Kurdish delegation to visit Baghdad to discuss secession following settlement talks
Baghdad (IraqiNews.com) A Kurdish delegation will visit Iraq soon to discuss Kurdistan Region’s demand for statehood, according to an official at the autonomous region’s ruling party.
Ashwaq al-Jaff, an Iraq parliament member from the Kurdistan Democratic Party, said Kurdish political players have agreed to form a delegation to visit Baghdad for discussions over the region’s long-demanded independence besides a set of other hanging issues.
The delegation is planned to comprise all Kurdish political movements, including the Movement for Change, the region’s largest opposition party.

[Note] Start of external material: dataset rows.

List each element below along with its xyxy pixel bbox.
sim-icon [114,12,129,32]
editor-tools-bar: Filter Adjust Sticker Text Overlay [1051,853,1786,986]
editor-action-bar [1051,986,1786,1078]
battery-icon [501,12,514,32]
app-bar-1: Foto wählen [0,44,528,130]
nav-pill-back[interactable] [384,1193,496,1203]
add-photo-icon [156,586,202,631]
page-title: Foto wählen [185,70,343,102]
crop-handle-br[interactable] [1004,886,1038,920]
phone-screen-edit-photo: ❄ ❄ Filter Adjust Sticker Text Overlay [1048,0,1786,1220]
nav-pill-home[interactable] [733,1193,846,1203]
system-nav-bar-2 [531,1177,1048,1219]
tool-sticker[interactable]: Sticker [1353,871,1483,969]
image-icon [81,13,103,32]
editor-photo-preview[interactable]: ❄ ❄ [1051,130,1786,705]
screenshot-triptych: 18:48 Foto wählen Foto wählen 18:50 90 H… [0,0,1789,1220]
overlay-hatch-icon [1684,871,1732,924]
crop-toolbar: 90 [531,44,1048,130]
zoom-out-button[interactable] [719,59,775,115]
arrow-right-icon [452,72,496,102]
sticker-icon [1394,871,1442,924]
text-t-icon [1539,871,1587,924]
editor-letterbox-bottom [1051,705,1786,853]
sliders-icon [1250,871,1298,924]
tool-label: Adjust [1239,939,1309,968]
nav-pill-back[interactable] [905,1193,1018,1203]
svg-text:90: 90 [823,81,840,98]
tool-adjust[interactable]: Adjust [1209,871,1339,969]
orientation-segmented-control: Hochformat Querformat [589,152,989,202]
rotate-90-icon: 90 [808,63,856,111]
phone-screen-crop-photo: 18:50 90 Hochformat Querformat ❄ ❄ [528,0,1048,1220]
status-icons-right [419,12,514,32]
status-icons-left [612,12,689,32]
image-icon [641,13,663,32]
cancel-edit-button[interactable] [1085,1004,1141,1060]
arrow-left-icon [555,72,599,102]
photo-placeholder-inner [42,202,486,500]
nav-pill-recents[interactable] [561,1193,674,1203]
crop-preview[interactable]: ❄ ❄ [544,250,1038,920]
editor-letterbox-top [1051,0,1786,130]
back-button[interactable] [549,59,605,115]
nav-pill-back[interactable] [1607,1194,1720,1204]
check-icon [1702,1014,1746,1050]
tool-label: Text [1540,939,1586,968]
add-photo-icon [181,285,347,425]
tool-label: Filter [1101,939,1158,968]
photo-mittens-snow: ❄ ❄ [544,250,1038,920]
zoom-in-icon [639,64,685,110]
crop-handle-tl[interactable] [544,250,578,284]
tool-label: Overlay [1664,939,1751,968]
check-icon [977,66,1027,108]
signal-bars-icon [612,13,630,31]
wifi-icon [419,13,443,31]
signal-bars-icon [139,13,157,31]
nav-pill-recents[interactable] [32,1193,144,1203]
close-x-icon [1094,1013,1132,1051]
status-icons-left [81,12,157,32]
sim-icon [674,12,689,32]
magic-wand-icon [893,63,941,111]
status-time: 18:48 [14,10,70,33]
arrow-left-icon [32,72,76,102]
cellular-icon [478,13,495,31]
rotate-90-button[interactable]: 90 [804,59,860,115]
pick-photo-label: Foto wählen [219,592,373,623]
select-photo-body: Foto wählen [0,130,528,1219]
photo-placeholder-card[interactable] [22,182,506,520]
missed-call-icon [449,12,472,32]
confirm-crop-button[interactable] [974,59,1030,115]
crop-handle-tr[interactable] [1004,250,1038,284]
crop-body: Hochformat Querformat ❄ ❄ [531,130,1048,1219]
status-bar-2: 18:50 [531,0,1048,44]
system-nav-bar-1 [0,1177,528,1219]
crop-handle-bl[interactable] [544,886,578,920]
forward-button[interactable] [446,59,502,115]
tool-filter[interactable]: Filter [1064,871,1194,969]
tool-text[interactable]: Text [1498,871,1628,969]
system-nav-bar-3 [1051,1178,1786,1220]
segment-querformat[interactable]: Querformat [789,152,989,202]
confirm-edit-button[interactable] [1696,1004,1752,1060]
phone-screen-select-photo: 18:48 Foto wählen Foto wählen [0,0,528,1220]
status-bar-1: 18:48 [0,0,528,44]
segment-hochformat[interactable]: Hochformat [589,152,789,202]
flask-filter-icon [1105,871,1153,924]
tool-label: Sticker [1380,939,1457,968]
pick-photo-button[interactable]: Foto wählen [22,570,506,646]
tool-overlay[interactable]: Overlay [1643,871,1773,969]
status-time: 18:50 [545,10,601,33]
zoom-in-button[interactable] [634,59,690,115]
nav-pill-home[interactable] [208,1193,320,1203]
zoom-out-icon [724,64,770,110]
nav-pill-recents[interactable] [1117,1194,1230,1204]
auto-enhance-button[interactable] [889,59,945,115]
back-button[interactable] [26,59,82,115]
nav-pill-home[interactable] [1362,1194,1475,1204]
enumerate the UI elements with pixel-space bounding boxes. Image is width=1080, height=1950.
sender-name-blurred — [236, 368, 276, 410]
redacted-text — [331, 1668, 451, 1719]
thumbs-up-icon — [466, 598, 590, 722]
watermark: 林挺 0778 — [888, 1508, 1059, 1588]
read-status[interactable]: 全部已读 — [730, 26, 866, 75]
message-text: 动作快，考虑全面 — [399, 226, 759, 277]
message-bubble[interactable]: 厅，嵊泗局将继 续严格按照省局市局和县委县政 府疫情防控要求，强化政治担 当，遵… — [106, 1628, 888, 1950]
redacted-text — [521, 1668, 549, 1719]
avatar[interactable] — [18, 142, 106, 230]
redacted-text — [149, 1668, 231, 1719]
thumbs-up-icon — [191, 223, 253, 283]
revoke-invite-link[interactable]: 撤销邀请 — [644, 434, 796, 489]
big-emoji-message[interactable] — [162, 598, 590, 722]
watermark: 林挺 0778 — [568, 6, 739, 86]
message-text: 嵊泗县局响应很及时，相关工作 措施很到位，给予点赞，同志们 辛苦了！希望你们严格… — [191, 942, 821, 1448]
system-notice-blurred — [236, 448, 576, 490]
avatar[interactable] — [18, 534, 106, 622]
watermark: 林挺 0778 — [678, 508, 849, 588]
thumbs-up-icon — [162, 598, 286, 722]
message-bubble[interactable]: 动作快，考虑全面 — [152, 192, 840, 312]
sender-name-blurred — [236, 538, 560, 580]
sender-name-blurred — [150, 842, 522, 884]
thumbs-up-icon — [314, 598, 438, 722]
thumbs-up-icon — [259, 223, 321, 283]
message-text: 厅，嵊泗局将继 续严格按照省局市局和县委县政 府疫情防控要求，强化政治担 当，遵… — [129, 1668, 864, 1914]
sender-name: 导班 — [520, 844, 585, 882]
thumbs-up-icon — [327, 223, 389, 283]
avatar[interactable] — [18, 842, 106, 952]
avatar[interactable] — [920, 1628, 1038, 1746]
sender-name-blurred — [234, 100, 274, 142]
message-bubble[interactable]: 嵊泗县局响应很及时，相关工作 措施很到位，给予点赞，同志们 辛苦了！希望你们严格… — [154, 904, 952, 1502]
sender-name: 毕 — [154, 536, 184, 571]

Kurdistan gained autonomous governance based on the 2005 constitution, but is still considered a part of Iraq. The region was created in 1970 based on an agreement with the Iraqi government, ending years of fierce fighting.
Al-Jaff revealed that the issue was discussed during a visit to Erbil by Ammar al-Hakim, a Shia cleric leading Iraq’s largest political coalition- the National Iraqi Alliance. Hakim led an alliance delegation on Sunday during a visit to Erbil to discuss a national settlement he championed for post-Islamic State Iraq. The Kurdish side of the talks had voiced opposition to a provision in Hakim’s document which bars secession from Iraq under any circumstances.
Hakim arrived Monday to the Iraqi province of Sulaymaniyah to discuss his project with Kurdish opposition parties.